Notice: Transcripts are generated through the device and the human and change by precision. They can involve errors.
Amna Nawaz:
More than five years have passed since Covid-19 has to spread throughout the United States, the virus killed more than one million Americans and remodeled our total society.
Tonight, we are starting a new series with other people reflexes in their own words that have lived and worked through the pandemic.
Colleen Bridger, former deputy director of the city, San Antonio, Texas:
I am Dr. Colleen Bridger. I am the former deputy director of the city of the city of San Antonio who supervised the public aptitude of the pandemic.
None of us expected the pandemic to last as much as she. And then we don’t treat it as a marathon. We treat it as a board. And then we continue to run after board after board and never rest. There was no way to balance the paintings and life of the pandemic if it were a public health response device.
You were just a public fitness worker. And then I have two young adults. My first child was born pandemic, a husband who is now 35 years old. All of them have not earned my attention. My marriage had problems. My appointment with my young people had problems accordingly. And I ended up taking flight because, in a way, I said I was going to be a representative because it was an intelligent cover.
I wasn’t, I didn’t retire. It was happening, but I needed a break. I just needed not to do that more. But it took me more time to succeed on the pandemic of what I thought. And the concept of starting again puts a well in my stomach.
Looking back five years later, I have the impression that public fitness did a job, given everything we are dealing with, at the same time at the local, state and national level.
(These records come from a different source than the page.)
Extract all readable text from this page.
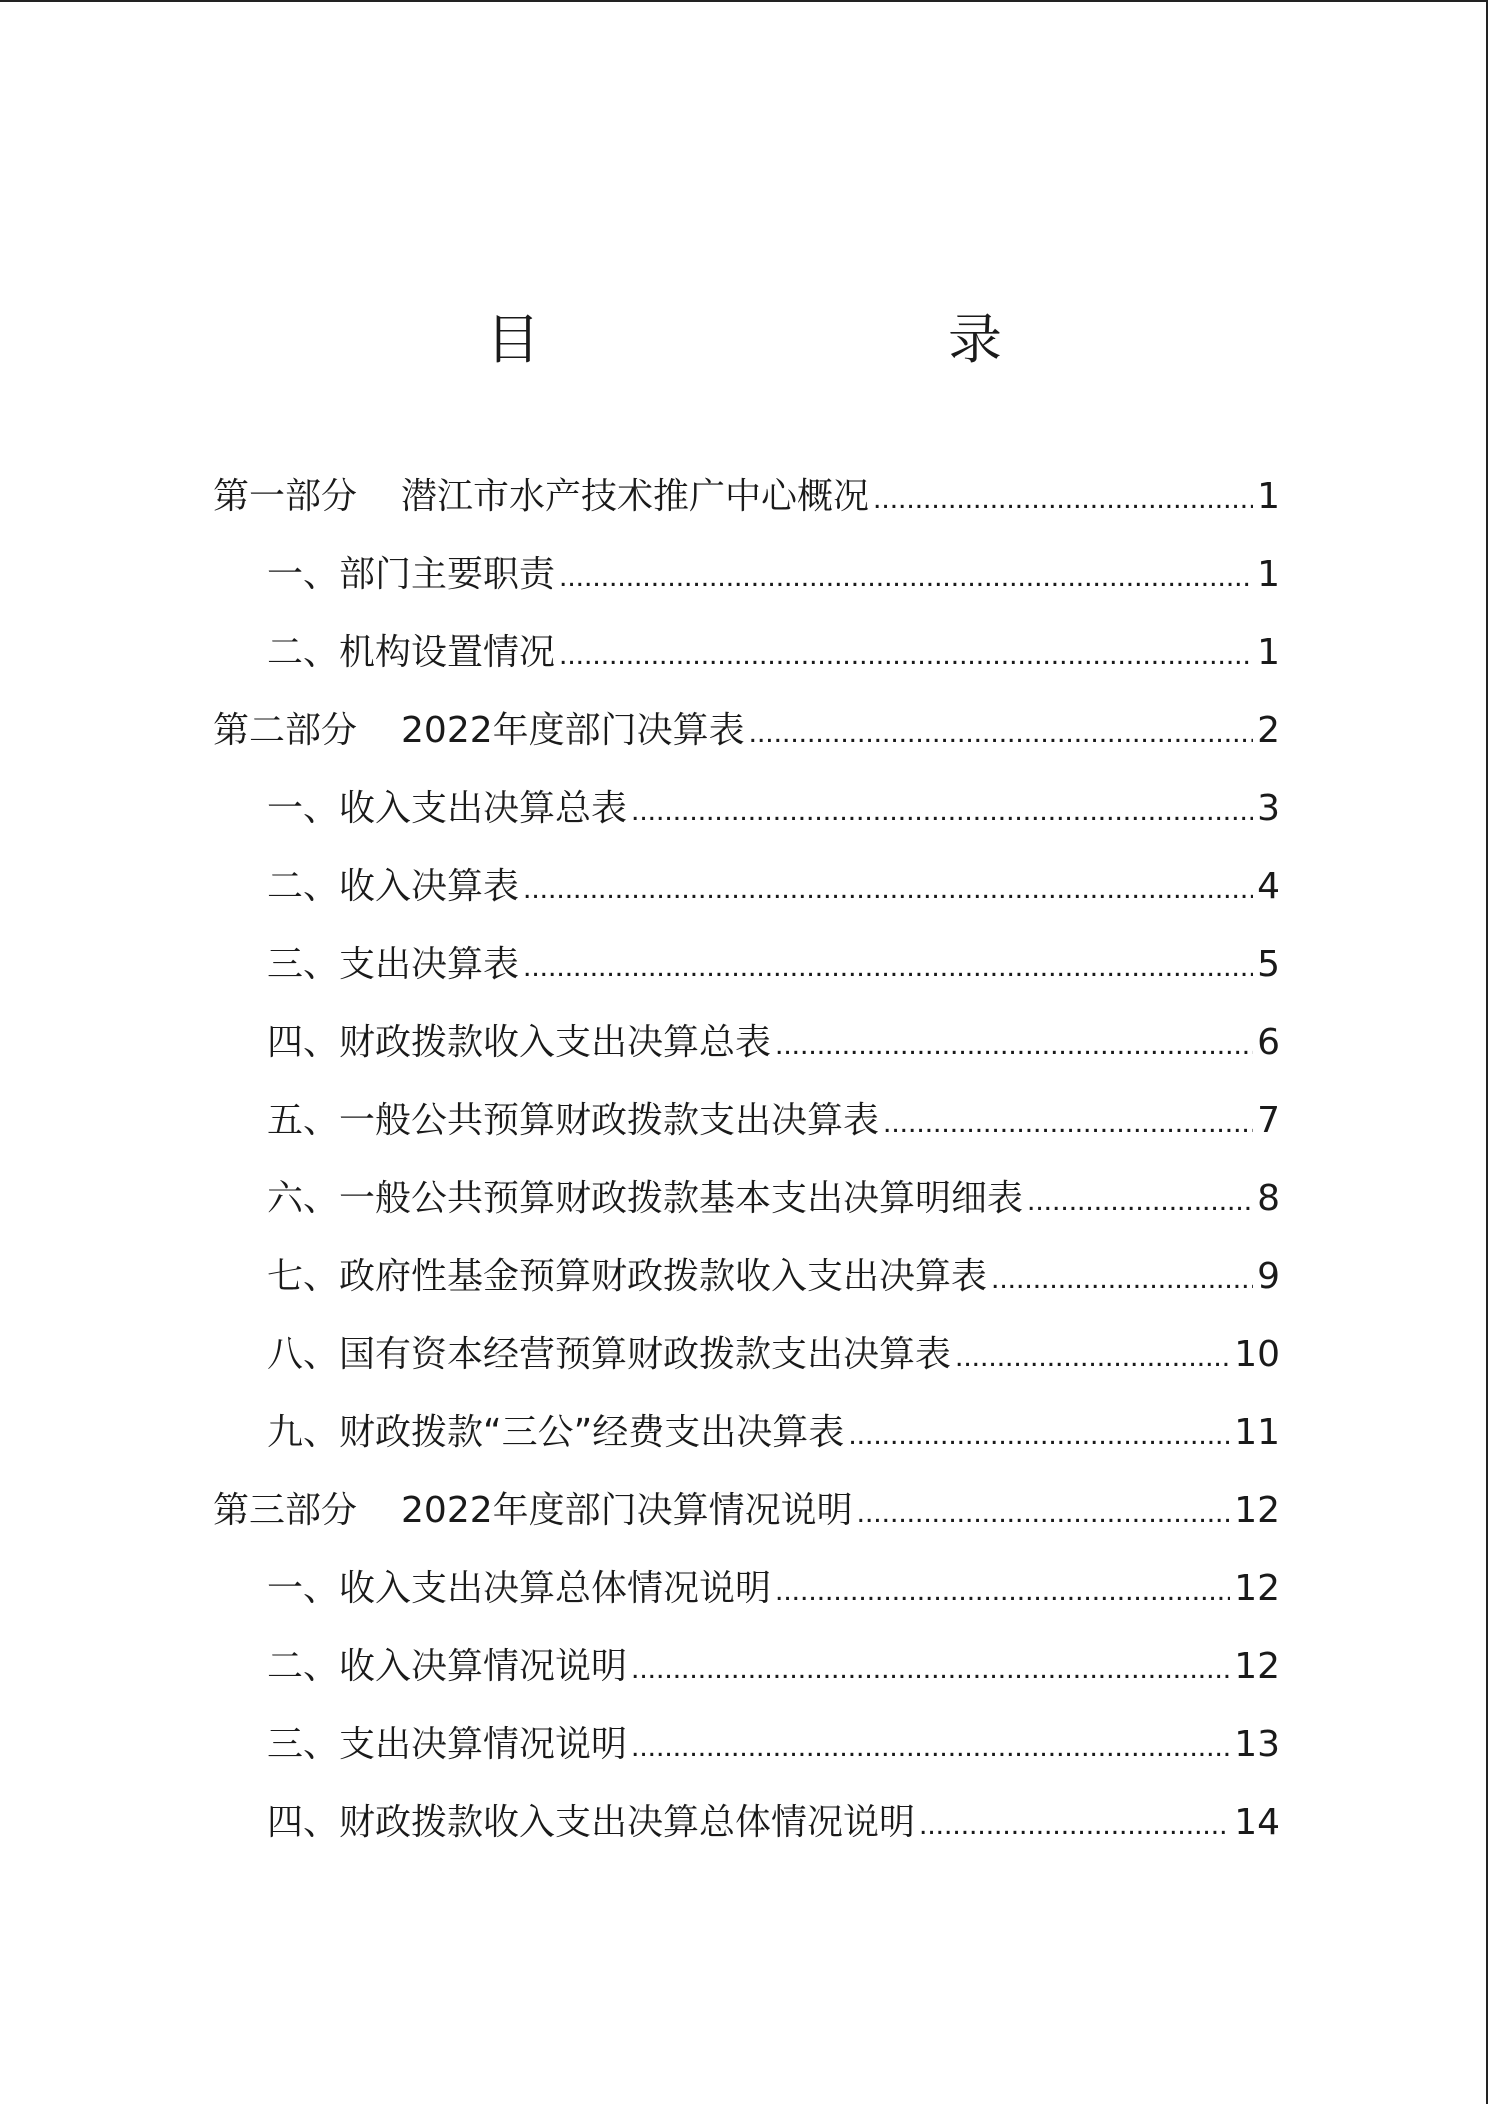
目　　录
第一部分 潜江市水产技术推广中心概况 .....	1
一、部门主要职责 .....	1
二、机构设置情况 .....	1
第二部分 2022年度部门决算表 .....	2
一、收入支出决算总表 .....	3
二、收入决算表 .....	4
三、支出决算表 .....	5
四、财政拨款收入支出决算总表 .....	6
五、一般公共预算财政拨款支出决算表 .....	7
六、一般公共预算财政拨款基本支出决算明细表 .....	8
七、政府性基金预算财政拨款收入支出决算表 .....	9
八、国有资本经营预算财政拨款支出决算表 .....	10
九、财政拨款“三公”经费支出决算表 .....	11
第三部分 2022年度部门决算情况说明 .....	12
一、收入支出决算总体情况说明 .....	12
二、收入决算情况说明 .....	12
三、支出决算情况说明 .....	13
四、财政拨款收入支出决算总体情况说明 .....	14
However, it was incredibly difficult to be the user who was one of the many public faces when it comes to communicating about the pandemic, communicating about COVID-19.
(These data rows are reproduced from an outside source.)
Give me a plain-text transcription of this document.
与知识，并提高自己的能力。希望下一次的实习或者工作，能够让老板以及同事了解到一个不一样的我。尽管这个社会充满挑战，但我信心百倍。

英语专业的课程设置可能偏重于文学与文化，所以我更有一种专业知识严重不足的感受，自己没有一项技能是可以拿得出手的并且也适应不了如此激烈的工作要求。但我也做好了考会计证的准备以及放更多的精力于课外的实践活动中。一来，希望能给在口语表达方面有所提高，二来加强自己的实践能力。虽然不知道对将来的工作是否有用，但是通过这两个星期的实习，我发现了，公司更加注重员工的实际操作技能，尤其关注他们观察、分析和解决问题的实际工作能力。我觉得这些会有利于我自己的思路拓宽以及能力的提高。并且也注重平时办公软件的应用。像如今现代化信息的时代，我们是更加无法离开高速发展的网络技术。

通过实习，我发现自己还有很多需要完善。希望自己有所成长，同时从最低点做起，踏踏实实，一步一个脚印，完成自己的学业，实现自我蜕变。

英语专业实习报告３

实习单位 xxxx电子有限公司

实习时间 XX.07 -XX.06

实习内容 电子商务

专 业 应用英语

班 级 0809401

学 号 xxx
And probably 3 years before avoiding waking up at 3:00 am in this type of sweat without blood, wondering what I had forgotten or damaged or did not think. I won death threats. I have tons of vocal messages and many hidden messages.
When other people are afraid, their brains paint differently. You want to become before and center. At least retrospectively, I perceive this. However, I would say that now what I see is, it becomes a defect for other people. And it scares me for the next pandemic, because, as it increases, I don’t know. If I have a risk of death today about something, not only to say, Oh, it is just someone who is afraid and will not really happen.
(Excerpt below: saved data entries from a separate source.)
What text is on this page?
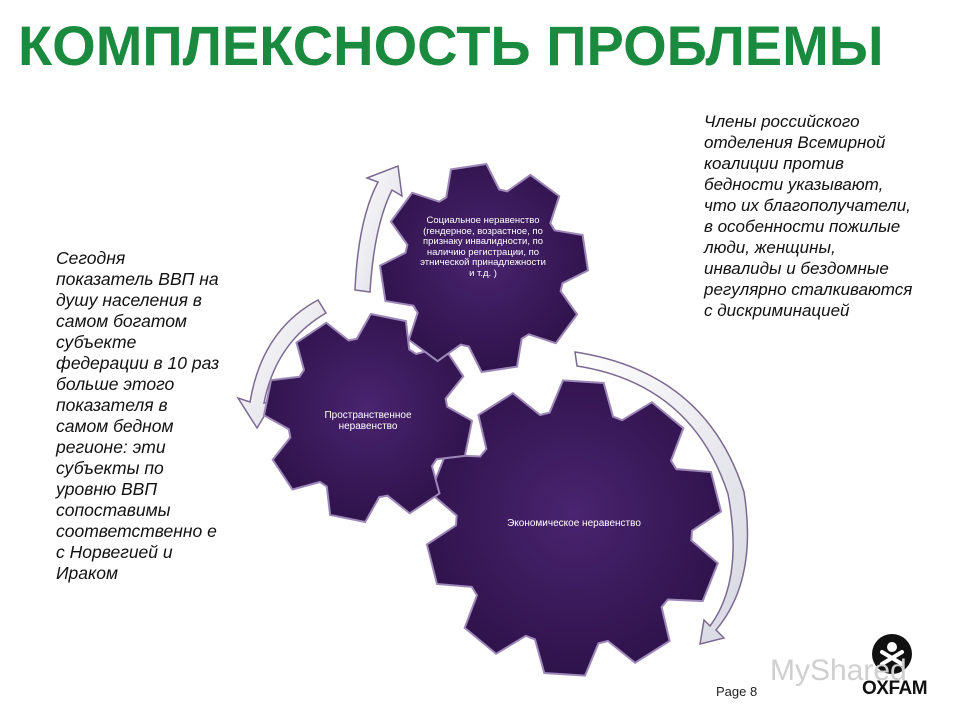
КОМПЛЕКСНОСТЬ ПРОБЛЕМЫ
Социальное неравенство (гендерное, возрастное, по признаку инвалидности, по наличию регистрации, по этнической принадлежности и т.д. )
Пространственное неравенство
Экономическое неравенство
Сегодня показатель ВВП на душу населения в самом богатом субъекте федерации в 10 раз больше этого показателя в самом бедном регионе: эти субъекты по уровню ВВП сопоставимы соответственно е с Норвегией и Ираком
Члены российского отделения Всемирной коалиции против бедности указывают, что их благополучатели, в особенности пожилые люди, женщины, инвалиды и бездомные регулярно сталкиваются с дискриминацией
MyShared
Page 8	OXFAM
There is a solution of trust in public aptitude that has actually received its critical mass, pandemic, and I see that worsens. And I think we see that it is played around the measles epidemic we have at this time.
If there is another pandemic, the local Public Fitness personnel will have to come in combination to perceive what they know and how the data of a position of respect for the autonomy and freedom of other people. But I think we have to begin to perceive whom messengers have a good reputation to talk to the scientifically accurate data that other people want to do what they produce the most for their circle of relatives to protect themselves.
William Brangham is a correspondent, manufacturer and replacement of the prize in PBS News Time.